Georgia is two wins away from booking its first trip back to Omaha since 2008 as it hosts nationally seeded Mississippi State in a best‑of‑three super regional that opens Saturday at 11 a.m. and continues Sunday at noon, with a possible deciding Game 3 scheduled for Monday.
The series carries immediate weight: Mississippi State enters as a national seed and lost four games to Georgia during the regular season, and the super regional itself is one of only three ranked matchups — the lone one not slated for an evening slot.
The early start times landed with a jolt. Georgia’s head coach publicly leaned into it — Josh Brooks posted on X Tuesday that “nothing says ‘top remaining seed’ like an 11 a.m. Saturday start for Game 1” — and his pitching staff and players say timing won’t be an excuse. Kolby Branch put it bluntly: “We don’t really care.” He added that while “it’s fun to play at night,” the team will “show up to the field in the morning” and is “ready to go, no matter what.”
Georgia’s familiarity with early baseball is measurable: the Bulldogs had four games this season that began at noon or earlier, going 3‑1 in those contests. Their earliest start came April 4 — an 11 a.m. series finale against Mississippi State — evidence the schedule here is not entirely novel for this roster.
Still, the timing has unsettled a vocal slice of both fan bases.

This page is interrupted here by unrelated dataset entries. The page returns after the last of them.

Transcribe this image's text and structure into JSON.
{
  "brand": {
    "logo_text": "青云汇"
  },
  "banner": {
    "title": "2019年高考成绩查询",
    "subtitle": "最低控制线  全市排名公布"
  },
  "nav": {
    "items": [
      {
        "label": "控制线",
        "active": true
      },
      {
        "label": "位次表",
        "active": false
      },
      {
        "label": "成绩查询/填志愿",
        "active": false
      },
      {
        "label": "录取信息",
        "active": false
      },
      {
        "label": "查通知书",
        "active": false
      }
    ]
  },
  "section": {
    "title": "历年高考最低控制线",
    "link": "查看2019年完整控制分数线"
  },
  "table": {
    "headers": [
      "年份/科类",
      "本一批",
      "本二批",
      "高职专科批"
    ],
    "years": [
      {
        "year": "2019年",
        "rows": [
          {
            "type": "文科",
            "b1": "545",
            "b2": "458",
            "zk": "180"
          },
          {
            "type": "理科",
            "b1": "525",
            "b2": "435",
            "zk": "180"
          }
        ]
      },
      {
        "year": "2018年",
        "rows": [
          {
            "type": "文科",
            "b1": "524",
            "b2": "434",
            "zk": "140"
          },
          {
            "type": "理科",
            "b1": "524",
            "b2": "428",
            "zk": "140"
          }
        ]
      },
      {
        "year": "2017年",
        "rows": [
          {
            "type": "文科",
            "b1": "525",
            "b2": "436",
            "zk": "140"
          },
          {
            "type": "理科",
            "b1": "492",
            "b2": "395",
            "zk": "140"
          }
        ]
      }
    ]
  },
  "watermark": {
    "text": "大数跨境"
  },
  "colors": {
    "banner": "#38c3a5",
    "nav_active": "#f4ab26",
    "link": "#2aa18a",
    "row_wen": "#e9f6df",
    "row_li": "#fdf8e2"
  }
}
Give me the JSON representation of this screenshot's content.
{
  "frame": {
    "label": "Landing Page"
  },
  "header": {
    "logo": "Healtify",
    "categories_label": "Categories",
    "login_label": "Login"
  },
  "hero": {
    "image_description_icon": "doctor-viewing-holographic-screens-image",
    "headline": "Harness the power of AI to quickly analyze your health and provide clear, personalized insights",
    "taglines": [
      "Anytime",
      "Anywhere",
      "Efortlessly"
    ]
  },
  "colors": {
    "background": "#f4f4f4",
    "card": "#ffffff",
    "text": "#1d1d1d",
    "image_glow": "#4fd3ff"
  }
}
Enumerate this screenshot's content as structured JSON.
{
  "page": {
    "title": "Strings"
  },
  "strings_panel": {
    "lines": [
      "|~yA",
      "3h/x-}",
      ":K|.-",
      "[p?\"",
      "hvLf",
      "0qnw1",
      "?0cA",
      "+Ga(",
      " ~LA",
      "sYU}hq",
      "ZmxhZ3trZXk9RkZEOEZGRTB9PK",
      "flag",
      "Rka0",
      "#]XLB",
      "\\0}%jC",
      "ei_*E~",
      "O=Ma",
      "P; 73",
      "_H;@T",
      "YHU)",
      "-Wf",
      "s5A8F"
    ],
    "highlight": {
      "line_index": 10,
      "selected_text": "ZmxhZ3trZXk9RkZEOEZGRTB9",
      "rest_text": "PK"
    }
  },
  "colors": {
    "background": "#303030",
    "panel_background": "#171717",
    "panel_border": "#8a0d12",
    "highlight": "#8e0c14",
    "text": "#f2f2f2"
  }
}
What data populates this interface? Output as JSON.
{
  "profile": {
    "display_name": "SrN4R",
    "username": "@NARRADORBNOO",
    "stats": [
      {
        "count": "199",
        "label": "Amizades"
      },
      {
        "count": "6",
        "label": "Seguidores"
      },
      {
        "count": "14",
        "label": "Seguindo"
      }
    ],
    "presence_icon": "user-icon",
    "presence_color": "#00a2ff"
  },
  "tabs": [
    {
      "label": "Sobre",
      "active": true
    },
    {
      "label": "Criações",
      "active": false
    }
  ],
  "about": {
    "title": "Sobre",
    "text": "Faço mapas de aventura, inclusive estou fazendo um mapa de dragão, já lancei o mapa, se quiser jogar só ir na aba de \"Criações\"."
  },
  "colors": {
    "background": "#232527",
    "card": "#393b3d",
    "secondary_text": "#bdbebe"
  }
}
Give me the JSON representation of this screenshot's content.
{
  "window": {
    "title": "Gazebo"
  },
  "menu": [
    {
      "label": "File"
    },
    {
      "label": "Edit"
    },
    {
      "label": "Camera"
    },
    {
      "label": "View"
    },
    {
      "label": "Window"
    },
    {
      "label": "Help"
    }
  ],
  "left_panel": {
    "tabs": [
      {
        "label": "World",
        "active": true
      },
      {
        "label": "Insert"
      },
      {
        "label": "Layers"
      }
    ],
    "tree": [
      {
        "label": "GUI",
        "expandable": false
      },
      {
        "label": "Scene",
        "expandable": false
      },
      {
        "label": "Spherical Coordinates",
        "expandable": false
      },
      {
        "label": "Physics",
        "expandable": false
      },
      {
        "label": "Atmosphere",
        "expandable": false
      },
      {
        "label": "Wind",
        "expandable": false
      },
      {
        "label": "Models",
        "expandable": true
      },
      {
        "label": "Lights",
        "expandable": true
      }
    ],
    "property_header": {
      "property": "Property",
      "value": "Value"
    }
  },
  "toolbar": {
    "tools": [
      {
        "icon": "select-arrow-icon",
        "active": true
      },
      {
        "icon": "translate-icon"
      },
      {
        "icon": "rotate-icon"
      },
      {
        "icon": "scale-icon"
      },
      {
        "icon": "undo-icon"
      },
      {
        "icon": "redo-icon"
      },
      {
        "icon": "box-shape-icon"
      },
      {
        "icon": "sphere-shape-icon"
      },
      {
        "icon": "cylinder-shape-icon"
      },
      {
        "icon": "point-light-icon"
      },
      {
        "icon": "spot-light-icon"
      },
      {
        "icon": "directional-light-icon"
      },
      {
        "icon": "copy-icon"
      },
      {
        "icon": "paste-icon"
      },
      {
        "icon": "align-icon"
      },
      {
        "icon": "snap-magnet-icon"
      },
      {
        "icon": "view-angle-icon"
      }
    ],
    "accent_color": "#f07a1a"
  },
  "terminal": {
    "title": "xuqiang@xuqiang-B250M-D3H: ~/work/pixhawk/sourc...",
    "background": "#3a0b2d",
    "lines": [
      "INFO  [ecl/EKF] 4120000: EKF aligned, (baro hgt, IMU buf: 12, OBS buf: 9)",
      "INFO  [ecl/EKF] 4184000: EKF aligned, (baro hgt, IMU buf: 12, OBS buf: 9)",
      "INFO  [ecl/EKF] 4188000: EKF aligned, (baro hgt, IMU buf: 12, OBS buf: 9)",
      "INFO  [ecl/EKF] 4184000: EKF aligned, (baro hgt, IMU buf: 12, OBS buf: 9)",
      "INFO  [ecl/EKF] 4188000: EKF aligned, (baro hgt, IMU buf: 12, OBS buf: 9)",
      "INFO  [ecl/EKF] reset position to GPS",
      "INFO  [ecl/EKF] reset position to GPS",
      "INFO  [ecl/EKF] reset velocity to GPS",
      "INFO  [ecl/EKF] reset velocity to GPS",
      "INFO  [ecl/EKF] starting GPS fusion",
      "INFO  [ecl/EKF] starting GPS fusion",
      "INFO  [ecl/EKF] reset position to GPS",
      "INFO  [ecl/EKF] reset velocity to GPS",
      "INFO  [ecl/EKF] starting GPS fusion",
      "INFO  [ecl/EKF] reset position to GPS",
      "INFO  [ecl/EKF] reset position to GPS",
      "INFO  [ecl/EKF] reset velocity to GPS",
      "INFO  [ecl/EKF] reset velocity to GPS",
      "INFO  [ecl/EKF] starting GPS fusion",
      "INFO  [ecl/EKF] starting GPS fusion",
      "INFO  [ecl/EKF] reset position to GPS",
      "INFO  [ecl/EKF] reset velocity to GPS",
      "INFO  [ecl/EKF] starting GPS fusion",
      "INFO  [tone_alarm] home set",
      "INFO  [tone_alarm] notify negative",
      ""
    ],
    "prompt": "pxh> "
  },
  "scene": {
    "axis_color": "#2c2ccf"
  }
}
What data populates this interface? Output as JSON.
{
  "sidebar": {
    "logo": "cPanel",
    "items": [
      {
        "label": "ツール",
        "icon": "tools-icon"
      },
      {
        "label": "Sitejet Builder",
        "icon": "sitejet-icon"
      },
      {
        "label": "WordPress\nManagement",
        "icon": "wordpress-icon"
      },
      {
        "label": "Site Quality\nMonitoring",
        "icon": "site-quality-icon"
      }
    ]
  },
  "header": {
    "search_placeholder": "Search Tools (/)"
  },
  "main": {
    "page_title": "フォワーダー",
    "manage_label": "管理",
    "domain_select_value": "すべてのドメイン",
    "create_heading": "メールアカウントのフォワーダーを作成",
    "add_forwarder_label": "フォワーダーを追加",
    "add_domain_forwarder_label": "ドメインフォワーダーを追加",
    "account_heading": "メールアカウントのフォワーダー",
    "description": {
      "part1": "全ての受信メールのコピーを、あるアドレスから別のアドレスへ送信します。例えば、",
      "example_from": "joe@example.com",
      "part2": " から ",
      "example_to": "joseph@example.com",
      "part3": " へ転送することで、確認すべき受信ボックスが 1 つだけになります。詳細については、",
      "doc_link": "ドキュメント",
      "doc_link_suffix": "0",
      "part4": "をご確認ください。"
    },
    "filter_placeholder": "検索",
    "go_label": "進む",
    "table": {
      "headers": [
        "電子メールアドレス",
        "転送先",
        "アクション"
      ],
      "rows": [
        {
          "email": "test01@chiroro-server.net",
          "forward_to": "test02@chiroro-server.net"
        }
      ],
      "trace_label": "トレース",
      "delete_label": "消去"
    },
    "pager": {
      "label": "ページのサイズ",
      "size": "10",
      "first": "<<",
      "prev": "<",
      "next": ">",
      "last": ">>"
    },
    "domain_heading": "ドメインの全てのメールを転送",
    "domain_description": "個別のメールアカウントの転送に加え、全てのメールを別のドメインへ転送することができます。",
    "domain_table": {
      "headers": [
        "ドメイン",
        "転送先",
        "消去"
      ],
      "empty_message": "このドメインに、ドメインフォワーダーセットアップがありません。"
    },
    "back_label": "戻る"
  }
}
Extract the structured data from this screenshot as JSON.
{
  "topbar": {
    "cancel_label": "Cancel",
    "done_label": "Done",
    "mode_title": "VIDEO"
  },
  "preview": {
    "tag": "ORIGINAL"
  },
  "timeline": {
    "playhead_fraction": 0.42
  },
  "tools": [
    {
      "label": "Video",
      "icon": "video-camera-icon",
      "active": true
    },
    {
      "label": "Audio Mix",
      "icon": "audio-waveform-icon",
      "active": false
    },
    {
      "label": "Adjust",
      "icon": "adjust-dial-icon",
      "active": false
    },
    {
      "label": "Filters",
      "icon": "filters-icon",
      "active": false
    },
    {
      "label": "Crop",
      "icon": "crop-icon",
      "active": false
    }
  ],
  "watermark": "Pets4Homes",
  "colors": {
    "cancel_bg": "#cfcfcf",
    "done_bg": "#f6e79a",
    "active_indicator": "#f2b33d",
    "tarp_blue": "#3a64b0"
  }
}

Many supporters expressed surprise and some animosity when the NCAA released the Saturday‑through‑Monday schedule Tuesday, raising questions about whether turnout and atmosphere will match a typical night game. Coach Wes Johnson of Mississippi State said he was neutral on the topic — “Yeah, I don’t control that. I mean, I’m neutral, I mean, we played early in Hoover; it doesn’t matter” — and told reporters he expects his sideline to see a strong crowd: “I think our fans will be out and be out in full force. They did phenomenal for us in the regional and all season, all our SEC weekends, and everything. Our fans are going to come out; it’s going to be a big advantage for us.”
The friction is straightforward: Georgia insists the early times won’t alter its preparation or resolve, but the practical effect on attendance and the stadium environment is unknown. The home coach says fan energy will be a factor; the team’s recent 3‑1 mark in early games suggests Georgia can handle morning starts. Yet the super regional is decided in two wins — not in sentiment — and the crowd at first pitch could tilt a close outing.
What to watch when the series begins: Game 1 starts at 11 a.m. Saturday and will reveal whether fans arrive early enough to recreate the kind of ripple that benefits a host team. Game 2 follows at noon Sunday, and if necessary, the winner of a Monday finale will seal who advances to the College World Series in Omaha. The single biggest unresolved question heading into this weekend is whether the early windows will dilute the home‑field atmosphere that Georgia believes will carry it back to Omaha; the answer — and the destination — will be known before the last out on Monday.